O sucesso do projeto foi imediato entre os alunos, que passaram a desenvolver protótipos baseados em leis da física e necessidades da comunidade, como filtros de água e sensores de enchente. A metodologia, que prioriza o aprender fazendo, permitiu que os estudantes se tornassem protagonistas de suas próprias soluções, elevando o interesse pelo ambiente escolar e reduzindo drasticamente os índices de evasão.
Impacto social e resultados acadêmicos
Ao longo dos anos, os indicadores educacionais da escola refletiram a eficácia da abordagem prática. O desempenho no Ideb saltou de 4,2 para 5,2, enquanto o trabalho infantil na região foi reduzido em 95%. A integração da comunidade e dos responsáveis nas feiras de tecnologia foi fundamental para que o projeto ganhasse corpo e legitimidade social, transformando a escola em um polo de desenvolvimento local.
A estratégia de Débora focou em manter os jovens em atividades produtivas durante o contraturno, oferecendo alimentação e certificações de voluntariado. Esse suporte contínuo foi essencial para mitigar riscos sociais e garantir que o ambiente escolar fosse visto como um espaço de oportunidades reais para o futuro dos jovens.
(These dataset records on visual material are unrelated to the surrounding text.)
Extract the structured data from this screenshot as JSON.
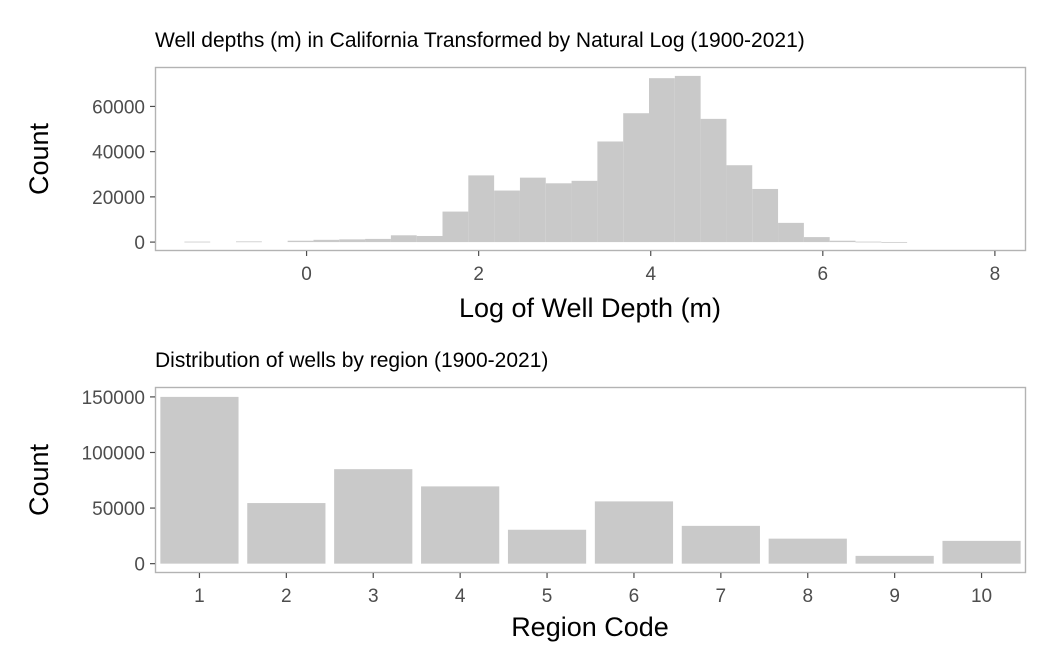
{
  "chart_data": [
    {
      "type": "bar",
      "subtype": "histogram",
      "title": "Well depths (m) in California Transformed by Natural Log (1900-2021)",
      "xlabel": "Log of Well Depth (m)",
      "ylabel": "Count",
      "xlim": [
        -1.75,
        8.35
      ],
      "ylim": [
        -3500,
        77000
      ],
      "xticks": [
        "0",
        "2",
        "4",
        "6",
        "8"
      ],
      "yticks": [
        "0",
        "20000",
        "40000",
        "60000"
      ],
      "bin_width": 0.3,
      "bins_start": [
        -1.42,
        -1.12,
        -0.82,
        -0.52,
        -0.22,
        0.08,
        0.38,
        0.68,
        0.98,
        1.28,
        1.58,
        1.88,
        2.18,
        2.48,
        2.78,
        3.08,
        3.38,
        3.68,
        3.98,
        4.28,
        4.58,
        4.88,
        5.18,
        5.48,
        5.78,
        6.08,
        6.38,
        6.68,
        6.98,
        7.28,
        7.58,
        7.88
      ],
      "values": [
        200,
        0,
        300,
        0,
        600,
        1000,
        1200,
        1400,
        3000,
        2700,
        13500,
        29500,
        22800,
        28500,
        26000,
        27100,
        44500,
        57000,
        72500,
        73500,
        54500,
        34000,
        23500,
        8500,
        2200,
        600,
        200,
        50,
        0,
        0,
        0,
        0
      ],
      "color": "#c9c9c9",
      "grid": false
    },
    {
      "type": "bar",
      "title": "Distribution of wells by region (1900-2021)",
      "xlabel": "Region Code",
      "ylabel": "Count",
      "ylim": [
        -7500,
        158000
      ],
      "categories": [
        "1",
        "2",
        "3",
        "4",
        "5",
        "6",
        "7",
        "8",
        "9",
        "10"
      ],
      "yticks": [
        "0",
        "50000",
        "100000",
        "150000"
      ],
      "values": [
        150000,
        54500,
        85000,
        69500,
        30500,
        56000,
        34000,
        22500,
        7000,
        20500
      ],
      "color": "#c9c9c9",
      "grid": false
    }
  ]
}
Escala e políticas públicas
O reconhecimento do modelo permitiu que Débora Garofalo levasse sua expertise para a Secretaria Estadual de Educação de São Paulo. Lá, o projeto foi estruturado como currículo oficial, alcançando milhares de escolas e milhões de estudantes. A criação dos Centros de Inovação da Educação Básica Paulista foi um marco, reaproveitando espaços ociosos para fomentar a criatividade e a inovação tecnológica.
Após sua atuação no estado, a educadora colaborou com a implementação de Ginásios Educacionais Tecnológicos no Rio de Janeiro, consolidando 300 unidades vocacionadas à tecnologia. Sua atuação atual foca na formação docente e consultoria, disseminando as práticas que a levaram a ser eleita a professora mais influente do mundo na edição 2026 do Global Teacher Prize, em Dubai.
Reconhecimento global e legado
A trajetória de Débora é marcada por uma série de distinções, incluindo o Prêmio Faz Diferença 2025. Como a primeira brasileira e sul-americana a figurar entre os finalistas do Global Teacher Prize em 2019, ela mantém o compromisso de provar que a educação pública pode ser inovadora e de alta qualidade. Para a professora, o erro faz parte do processo de idealização e construção, sendo essencial para o desenvolvimento do pensamento crítico.